Я пытаюсь определить наличие товара на Amazon. Почему этот код не работает?
from simplified_scrapy.request import req
from simplified_scrapy.simplified_doc import SimplifiedDoc
import requests
import re
from bs4 import BeautifulSoup
from collections import OrderedDict
from time import sleep
import time
from lxml import html
import json
def check(url):
headers = {'User-Agent': 'Mozilla/5.0 (Windows NT 10.0; Win64; x64) AppleWebKit/537.36 (KHTML, like Gecko) Chrome/58.0.3029.110 Safari/537.3'}
page = requests.get(url, headers = headers)
for i in range(20):
sleep(3)
doc = html.fromstring(page.content)
XPATH_AVAILABILITY = '//div[@id ="availability"]//text()'
RAw_AVAILABILITY = doc.xpath(XPATH_AVAILABILITY)

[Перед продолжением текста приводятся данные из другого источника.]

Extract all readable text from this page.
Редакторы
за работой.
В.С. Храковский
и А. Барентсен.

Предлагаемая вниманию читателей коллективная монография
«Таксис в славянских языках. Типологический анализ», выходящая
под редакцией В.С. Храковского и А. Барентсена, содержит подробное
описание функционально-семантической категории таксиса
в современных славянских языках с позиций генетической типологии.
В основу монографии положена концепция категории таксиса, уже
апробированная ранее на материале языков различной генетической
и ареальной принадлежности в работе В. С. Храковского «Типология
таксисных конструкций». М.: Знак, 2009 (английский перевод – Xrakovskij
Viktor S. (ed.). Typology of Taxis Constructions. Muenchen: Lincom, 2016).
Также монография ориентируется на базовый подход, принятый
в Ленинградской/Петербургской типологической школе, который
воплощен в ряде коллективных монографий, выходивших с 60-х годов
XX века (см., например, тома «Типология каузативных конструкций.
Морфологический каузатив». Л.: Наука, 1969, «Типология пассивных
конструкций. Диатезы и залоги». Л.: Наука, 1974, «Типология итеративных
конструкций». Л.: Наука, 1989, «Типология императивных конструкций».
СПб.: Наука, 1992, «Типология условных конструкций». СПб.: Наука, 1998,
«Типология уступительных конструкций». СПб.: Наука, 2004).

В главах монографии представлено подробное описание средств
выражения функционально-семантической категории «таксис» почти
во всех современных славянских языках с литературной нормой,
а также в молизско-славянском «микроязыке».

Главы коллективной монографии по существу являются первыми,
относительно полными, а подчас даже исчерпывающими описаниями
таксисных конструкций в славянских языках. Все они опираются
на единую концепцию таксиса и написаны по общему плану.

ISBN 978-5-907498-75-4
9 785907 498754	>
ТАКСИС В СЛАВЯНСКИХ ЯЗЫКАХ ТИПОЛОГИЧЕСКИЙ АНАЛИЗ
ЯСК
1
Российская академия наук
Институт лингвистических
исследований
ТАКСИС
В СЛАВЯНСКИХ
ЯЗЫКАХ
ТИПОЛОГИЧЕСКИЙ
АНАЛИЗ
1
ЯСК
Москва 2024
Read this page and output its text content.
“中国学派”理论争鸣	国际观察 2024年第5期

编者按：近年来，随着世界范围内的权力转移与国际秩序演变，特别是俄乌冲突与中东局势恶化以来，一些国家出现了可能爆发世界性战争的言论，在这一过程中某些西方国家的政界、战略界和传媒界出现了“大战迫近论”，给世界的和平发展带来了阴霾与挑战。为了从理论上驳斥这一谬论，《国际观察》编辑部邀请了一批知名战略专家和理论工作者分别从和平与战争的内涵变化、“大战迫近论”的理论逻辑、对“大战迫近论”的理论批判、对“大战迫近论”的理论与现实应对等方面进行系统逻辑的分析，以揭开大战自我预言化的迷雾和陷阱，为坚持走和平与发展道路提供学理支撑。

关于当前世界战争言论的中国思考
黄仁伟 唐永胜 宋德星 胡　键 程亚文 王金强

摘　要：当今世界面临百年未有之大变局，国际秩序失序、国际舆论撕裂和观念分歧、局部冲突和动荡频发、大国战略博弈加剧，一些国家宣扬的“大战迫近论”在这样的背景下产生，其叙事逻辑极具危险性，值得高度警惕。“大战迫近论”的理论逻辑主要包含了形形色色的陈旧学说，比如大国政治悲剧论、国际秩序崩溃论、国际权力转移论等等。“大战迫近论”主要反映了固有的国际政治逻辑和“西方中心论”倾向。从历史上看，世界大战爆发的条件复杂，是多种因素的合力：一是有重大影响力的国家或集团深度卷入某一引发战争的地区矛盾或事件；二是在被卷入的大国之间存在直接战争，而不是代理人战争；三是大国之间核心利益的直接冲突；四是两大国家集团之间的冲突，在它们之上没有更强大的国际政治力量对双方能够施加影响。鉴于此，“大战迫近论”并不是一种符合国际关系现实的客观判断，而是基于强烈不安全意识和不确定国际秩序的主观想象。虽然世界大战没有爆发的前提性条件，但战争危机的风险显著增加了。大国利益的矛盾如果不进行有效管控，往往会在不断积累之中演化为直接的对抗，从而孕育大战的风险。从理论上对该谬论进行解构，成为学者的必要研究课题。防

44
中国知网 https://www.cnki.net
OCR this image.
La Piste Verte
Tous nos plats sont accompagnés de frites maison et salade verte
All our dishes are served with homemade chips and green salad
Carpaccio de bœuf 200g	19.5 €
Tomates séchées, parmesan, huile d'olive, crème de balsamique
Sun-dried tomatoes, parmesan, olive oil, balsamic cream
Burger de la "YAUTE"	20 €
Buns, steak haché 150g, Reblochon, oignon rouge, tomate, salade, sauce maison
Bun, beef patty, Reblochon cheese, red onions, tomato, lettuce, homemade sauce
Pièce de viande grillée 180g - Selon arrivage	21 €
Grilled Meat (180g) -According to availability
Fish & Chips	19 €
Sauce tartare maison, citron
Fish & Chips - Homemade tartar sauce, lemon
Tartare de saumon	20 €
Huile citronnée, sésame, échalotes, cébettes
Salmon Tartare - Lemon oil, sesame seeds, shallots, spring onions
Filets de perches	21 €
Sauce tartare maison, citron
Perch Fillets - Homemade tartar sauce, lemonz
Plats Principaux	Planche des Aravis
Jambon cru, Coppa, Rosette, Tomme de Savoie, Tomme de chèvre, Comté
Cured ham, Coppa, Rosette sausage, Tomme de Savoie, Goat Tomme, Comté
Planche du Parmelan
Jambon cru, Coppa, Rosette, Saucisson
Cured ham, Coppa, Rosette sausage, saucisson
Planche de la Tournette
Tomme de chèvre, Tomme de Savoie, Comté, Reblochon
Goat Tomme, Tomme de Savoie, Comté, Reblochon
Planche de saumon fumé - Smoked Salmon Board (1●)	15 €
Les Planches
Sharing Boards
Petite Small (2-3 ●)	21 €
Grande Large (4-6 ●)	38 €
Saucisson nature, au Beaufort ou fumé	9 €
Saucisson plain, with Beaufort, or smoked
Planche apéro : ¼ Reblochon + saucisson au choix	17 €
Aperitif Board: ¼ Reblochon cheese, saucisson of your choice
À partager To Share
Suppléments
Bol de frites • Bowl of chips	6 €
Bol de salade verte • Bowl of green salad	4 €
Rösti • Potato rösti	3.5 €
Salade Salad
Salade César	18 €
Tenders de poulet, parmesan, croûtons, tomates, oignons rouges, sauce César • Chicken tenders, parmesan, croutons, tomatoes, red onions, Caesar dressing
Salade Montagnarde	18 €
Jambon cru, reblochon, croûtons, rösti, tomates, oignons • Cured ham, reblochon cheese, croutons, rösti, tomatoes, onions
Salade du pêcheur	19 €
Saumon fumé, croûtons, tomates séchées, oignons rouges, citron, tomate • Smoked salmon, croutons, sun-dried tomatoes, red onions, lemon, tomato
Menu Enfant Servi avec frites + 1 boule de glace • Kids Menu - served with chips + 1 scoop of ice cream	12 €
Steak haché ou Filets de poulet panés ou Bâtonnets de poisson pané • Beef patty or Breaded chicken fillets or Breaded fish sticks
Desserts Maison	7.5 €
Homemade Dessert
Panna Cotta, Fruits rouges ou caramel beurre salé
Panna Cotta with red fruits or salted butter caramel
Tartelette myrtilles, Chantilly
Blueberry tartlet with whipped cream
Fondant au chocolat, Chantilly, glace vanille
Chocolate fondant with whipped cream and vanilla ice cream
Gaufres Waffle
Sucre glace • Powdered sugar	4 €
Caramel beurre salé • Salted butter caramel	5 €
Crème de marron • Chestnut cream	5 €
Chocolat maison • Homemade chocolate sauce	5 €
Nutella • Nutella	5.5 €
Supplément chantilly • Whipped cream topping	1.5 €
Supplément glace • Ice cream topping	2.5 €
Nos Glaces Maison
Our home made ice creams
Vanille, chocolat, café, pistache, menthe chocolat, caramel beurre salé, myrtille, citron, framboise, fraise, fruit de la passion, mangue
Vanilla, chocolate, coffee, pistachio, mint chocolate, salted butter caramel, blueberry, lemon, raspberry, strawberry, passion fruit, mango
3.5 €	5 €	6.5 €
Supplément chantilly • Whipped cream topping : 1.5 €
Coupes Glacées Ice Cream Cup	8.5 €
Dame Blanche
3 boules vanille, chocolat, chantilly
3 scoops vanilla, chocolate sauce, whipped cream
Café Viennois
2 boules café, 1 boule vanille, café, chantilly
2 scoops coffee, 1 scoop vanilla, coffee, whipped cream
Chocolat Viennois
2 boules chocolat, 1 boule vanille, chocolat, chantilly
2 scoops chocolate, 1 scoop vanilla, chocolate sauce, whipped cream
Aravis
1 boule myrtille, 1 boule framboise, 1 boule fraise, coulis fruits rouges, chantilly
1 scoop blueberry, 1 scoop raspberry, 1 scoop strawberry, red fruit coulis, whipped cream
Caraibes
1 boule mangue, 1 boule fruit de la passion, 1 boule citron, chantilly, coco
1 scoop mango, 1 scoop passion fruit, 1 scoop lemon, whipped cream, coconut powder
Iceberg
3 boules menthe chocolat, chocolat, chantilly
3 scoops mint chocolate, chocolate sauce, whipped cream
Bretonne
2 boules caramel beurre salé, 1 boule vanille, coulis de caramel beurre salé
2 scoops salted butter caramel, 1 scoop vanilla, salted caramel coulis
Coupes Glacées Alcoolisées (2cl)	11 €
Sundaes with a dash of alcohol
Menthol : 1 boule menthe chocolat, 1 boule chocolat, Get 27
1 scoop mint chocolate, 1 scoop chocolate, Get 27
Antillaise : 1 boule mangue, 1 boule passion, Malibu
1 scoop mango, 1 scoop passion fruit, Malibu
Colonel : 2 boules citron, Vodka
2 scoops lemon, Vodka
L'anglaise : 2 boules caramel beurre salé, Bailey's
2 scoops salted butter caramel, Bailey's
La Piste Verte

AVAILABILITY = ''.join(RAw_AVAILABILITY).strip() if RAw_AVAILABILITY else None
return AVAILABILITY
file_name = raw_input("Enter file name: ")
filepath = "%s"%(file_name)
with open(filepath) as f:
listoflinks = [line.rstrip('\n') for line in f]
all_links = []
for i in listoflinks:
html = req.get(i)
doc = SimplifiedDoc(html)
amazon_links = doc.getElements('a')
amazon_links = amazon_links.containsOr(['https://www.amazon.com/','https://amzn.to/'],attr='href')
for a in amazon_links:
if a.href not in all_links:
all_links.append(a.href)
headers = {'User-Agent': 'Mozilla/5.0 (Windows NT 10.0; Win64; x64) AppleWebKit/537.36 (KHTML, like Gecko) Chrome/58.0.3029.110 Safari/537.3'}
for i in all_links:
print "LINK:"
print i
response = requests.get(i, headers=headers)
#soup = BeautifulSoup(html, "lxml")
soup = BeautifulSoup(response.content, features="lxml")
title = soup.select("#productTitle")[0].get_text().strip()
if check(i) == 'In stock.':
price = soup.select("#priceblock_saleprice")[0].get_text()
else:
price = "UNAVAILABLE"
review_count = int(soup.select("#acrCustomerReviewText")[0].get_text().split()[0])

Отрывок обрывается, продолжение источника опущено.